Hutchinson's estimator is a randomized algorithm that computes an $\epsilon$-approximation to the trace of any positive semidefinite matrix using $\mathcal{O}(1/\epsilon^2)$ matrix-vector products. An improvement of Hutchinson's estimator, known as Hutch++, only requires $\mathcal{O}(1/\epsilon)$ matrix-vector products. In this paper, we propose a generalization of Hutch++, which we call ContHutch++, that uses operator-function products to efficiently estimate the trace of any trace-class integral operator. Our ContHutch++ estimates avoid spectral artifacts introduced by discretization and are accompanied by rigorous high-probability error bounds. We use ContHutch++ to derive a new high-order accurate algorithm for quantum density-of-states and also show how it can estimate electromagnetic fields induced by incoherent sources.

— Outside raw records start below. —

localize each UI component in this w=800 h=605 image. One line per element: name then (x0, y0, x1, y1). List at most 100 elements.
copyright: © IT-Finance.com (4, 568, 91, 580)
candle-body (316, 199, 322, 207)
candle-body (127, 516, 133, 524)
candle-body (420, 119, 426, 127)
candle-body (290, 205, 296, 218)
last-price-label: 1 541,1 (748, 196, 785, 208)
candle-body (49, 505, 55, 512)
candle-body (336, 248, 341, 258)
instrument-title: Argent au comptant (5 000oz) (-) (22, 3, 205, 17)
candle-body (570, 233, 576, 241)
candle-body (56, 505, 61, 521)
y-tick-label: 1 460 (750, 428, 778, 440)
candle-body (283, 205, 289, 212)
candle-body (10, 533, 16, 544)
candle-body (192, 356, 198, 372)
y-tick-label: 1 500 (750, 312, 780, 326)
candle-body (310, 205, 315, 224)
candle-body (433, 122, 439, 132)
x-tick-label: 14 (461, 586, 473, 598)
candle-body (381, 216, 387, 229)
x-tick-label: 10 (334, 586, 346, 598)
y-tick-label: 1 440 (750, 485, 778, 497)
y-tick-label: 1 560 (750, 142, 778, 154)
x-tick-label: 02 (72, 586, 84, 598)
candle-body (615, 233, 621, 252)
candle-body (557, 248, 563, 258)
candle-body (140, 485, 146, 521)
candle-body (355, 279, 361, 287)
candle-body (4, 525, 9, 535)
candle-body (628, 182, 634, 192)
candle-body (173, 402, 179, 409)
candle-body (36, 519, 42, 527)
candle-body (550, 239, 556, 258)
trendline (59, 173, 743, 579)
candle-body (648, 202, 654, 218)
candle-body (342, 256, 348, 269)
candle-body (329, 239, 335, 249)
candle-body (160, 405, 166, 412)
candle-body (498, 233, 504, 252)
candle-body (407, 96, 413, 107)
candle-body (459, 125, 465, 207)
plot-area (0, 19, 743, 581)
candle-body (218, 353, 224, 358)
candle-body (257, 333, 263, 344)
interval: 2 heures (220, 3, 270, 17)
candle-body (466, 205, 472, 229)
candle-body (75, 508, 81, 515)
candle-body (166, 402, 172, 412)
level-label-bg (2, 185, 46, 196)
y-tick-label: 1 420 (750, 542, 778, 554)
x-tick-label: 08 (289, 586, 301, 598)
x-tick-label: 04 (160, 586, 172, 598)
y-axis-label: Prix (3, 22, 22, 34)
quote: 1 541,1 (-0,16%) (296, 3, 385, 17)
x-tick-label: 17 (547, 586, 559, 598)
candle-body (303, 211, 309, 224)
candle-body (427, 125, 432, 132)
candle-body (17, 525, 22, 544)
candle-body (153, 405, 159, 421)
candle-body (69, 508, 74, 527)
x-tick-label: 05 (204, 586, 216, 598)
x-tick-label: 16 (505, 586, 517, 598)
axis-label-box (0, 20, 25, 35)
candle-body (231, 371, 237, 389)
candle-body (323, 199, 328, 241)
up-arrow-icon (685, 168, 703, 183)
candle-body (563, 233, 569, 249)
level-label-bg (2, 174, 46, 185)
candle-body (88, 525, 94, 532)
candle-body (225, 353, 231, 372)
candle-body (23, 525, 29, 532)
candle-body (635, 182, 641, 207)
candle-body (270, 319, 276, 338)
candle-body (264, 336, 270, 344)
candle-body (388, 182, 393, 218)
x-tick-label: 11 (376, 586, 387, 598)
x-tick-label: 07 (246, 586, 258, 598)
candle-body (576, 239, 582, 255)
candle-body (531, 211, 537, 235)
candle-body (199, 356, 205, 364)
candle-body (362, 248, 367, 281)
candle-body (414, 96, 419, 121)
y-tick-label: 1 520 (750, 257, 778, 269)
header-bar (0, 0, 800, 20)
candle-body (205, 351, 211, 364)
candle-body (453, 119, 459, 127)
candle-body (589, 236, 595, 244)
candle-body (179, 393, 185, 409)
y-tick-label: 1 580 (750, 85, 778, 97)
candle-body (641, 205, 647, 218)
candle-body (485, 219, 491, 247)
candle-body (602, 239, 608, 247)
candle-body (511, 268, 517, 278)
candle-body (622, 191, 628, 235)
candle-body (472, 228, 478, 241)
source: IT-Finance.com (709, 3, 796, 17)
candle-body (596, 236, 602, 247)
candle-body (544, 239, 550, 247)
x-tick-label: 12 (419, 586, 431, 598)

翻译：Hutchinson 估计器是一种随机算法，它使用 $\mathcal{O}(1/\epsilon^2)$ 次矩阵-向量乘积来计算任意半正定矩阵迹的 $\epsilon$ 近似。Hutchinson 估计器的一种改进版本，称为 Hutch++，仅需 $\mathcal{O}(1/\epsilon)$ 次矩阵-向量乘积。本文提出了一种 Hutch++ 的推广方法，我们称之为 ContHutch++，它利用算子-函数乘积来高效估计任意迹类积分算子的迹。我们的 ContHutch++ 估计避免了离散化引入的频谱伪影，并附有严格的高概率误差界。我们使用 ContHutch++ 推导了一种新的高精度量子态密度算法，并展示了如何用它来估计非相干源感生的电磁场。